----- Forwarded by Ben Carlyle/AU/IRSA/Rail on 02/12/2003 01:55 PM -----

Ben Carlyle
02/12/2003 01:39 PM


        To:     Darren Duncan <[EMAIL PROTECTED]>@CORP
        cc: 
        Subject:        RE: [sqlite] Is case sensitivity a problem for me only?






Darren Duncan <[EMAIL PROTECTED]>
02/12/2003 09:00 AM

 
        To:     <[EMAIL PROTECTED]>
        cc: 
        Subject:        RE: [sqlite] Is case sensitivity a problem for me only?


> Steve said:
> > Why should case sensitive data comparisons be maintained ?

Just to answer Steve: Well for starters, it would break compatability with 
earlier sqlite versions to change the default behaviour :) Such a decision 
would have to be made on overwhelming technical merit.

> I wasn't exactly advocating the use of UPPER/LOWER.  Rather, I suggest 
having smart comparison operators in combination with column  indexes that 
are customizable to be a case-sensitive index or non-sensitive index. 
Comparisons between columns with the same kind of index will do as you 
expect; comparisons between a column and a string literal, or a caller 
bind variable, would also follow the rule of the column index. Comparisons 
between a senstive and a non (not that this would ever happen in a good 
design) would be sensitive if the non preserves case.

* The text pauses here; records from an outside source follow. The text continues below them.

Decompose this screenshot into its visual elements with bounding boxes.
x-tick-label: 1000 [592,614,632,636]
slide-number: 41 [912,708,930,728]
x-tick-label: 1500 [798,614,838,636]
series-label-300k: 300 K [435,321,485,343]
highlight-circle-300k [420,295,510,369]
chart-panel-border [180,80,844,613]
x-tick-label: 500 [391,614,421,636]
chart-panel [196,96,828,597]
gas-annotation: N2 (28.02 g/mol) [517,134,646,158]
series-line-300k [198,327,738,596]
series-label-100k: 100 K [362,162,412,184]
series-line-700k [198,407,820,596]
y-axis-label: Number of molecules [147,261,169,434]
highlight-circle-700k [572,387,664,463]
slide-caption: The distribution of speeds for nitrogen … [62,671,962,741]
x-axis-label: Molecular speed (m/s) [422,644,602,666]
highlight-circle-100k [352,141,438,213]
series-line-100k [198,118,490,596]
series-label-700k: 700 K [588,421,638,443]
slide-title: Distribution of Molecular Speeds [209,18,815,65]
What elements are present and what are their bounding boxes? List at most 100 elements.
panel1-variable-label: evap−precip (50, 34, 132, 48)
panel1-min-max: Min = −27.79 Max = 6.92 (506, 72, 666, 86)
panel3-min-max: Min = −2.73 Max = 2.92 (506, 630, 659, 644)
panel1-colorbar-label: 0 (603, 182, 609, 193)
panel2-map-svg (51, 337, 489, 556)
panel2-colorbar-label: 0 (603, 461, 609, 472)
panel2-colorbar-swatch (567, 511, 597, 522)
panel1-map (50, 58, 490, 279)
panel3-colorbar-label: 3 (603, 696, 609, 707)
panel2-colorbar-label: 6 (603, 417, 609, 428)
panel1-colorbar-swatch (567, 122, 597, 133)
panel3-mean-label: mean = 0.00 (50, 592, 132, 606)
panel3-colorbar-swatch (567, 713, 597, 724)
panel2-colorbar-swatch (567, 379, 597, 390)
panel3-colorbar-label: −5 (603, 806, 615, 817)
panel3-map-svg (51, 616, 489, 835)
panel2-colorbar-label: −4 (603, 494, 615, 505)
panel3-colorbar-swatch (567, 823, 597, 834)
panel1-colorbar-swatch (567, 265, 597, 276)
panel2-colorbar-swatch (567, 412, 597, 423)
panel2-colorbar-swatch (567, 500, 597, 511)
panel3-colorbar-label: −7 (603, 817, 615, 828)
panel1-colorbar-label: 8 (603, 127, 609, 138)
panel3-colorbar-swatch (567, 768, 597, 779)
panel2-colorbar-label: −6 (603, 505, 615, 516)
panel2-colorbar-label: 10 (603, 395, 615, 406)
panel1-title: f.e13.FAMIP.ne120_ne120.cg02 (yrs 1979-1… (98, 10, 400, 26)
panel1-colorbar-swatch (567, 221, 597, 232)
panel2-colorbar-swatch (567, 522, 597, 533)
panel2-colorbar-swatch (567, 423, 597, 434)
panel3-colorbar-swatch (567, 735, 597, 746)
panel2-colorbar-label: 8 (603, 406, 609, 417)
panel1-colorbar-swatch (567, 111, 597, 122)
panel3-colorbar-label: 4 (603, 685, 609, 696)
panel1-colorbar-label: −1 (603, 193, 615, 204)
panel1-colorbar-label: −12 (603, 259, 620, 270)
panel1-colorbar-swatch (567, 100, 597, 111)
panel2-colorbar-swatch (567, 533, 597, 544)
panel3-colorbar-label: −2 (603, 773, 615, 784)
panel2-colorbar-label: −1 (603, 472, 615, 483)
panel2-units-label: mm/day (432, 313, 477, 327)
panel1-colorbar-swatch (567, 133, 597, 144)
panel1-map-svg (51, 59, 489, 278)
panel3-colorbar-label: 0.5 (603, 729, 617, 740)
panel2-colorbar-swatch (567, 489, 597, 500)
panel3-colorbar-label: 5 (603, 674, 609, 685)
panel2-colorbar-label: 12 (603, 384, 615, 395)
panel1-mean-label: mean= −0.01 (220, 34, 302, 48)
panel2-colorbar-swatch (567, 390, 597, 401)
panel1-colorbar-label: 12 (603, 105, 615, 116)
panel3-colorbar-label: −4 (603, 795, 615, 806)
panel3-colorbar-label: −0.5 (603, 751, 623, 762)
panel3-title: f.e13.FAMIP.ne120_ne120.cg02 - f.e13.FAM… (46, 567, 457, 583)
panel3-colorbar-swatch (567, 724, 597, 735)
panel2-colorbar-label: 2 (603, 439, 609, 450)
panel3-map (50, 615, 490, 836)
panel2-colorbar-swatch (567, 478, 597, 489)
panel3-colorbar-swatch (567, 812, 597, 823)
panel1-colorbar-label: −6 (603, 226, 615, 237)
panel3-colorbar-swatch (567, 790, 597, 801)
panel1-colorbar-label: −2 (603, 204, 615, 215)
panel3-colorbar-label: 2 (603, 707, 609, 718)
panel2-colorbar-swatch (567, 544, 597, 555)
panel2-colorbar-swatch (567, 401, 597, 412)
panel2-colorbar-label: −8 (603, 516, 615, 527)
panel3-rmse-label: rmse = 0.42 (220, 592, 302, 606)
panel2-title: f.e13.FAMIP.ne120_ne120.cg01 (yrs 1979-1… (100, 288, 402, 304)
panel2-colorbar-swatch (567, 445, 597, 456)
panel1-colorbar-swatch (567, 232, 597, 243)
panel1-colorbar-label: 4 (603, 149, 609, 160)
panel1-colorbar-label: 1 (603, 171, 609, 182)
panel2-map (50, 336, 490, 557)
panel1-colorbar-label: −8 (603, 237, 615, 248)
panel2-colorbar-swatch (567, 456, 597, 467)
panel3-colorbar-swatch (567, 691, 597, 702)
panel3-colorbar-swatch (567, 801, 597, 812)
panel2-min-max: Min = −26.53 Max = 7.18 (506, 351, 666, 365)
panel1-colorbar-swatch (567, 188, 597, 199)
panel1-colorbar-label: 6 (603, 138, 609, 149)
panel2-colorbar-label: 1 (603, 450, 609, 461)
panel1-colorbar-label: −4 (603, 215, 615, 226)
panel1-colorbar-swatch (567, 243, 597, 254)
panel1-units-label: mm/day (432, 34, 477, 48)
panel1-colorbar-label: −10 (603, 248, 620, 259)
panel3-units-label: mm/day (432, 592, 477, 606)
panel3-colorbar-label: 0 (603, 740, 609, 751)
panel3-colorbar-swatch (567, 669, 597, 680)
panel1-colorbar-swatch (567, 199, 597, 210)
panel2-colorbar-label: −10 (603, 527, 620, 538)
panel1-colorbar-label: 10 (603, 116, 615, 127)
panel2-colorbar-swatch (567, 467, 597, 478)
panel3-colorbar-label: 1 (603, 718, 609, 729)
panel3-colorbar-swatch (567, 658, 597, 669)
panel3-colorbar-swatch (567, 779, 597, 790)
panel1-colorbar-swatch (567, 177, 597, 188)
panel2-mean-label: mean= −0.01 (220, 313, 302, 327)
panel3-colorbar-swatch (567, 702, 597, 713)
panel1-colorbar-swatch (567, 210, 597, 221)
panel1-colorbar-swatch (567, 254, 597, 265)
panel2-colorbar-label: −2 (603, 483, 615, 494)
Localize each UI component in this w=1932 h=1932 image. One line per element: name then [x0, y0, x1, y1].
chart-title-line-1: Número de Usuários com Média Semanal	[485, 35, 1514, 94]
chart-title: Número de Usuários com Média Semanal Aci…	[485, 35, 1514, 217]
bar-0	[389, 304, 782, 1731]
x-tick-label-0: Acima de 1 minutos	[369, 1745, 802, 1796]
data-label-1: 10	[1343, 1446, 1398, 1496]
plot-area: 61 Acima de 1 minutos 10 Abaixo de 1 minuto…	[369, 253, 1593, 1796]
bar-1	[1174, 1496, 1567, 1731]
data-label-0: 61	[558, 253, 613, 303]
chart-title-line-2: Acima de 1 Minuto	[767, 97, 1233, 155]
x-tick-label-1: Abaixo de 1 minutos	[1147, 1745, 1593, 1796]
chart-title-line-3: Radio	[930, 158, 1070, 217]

If a change were in the works, I would advocate a future version of sqlite 
supporting indicies that provide arbitrary transformations on their data 
before comparison. When sqlite sees the same transformation in a 
comparison query the index would be used:

create table foo(bar);
create index foo_bar on foo (bar); -- Case sensitive index
create index foo_bar on foo (lower(bar)); -- Case insensitive index
select * from foo where bar = "baz"; -- Case sensitive select
select * from foo where lower(bar) = "baz"; -- Case insensitive select

This, of course, is just a syntax I made up. Other databases probably 
provide hints for better syntax options. This approach would also support 
special indicies like:
create index foo_bar on foo (canonical_name(bar)); -- Custom index that 
makes "Macdonald" into "McDonald" for sorting purposes.
select * from foo where canonical(bar) = "McDonald"; -- Selects both 
Macdonald and McDonald names.
... and could also support custom ordering using an index:
select * from foo order by canonical(bar); -- Use index, no extra sorting 
required.

You would still probably only be able to do basic indexing through this 
method. As soon as you introduce joins things get difficult... but the 
current sqlite doesn't always optimise joins the way we might expect. 
You'd at least want to make sure that any such optimisations weren't 
prevented from happening by the introduction of this kind of index.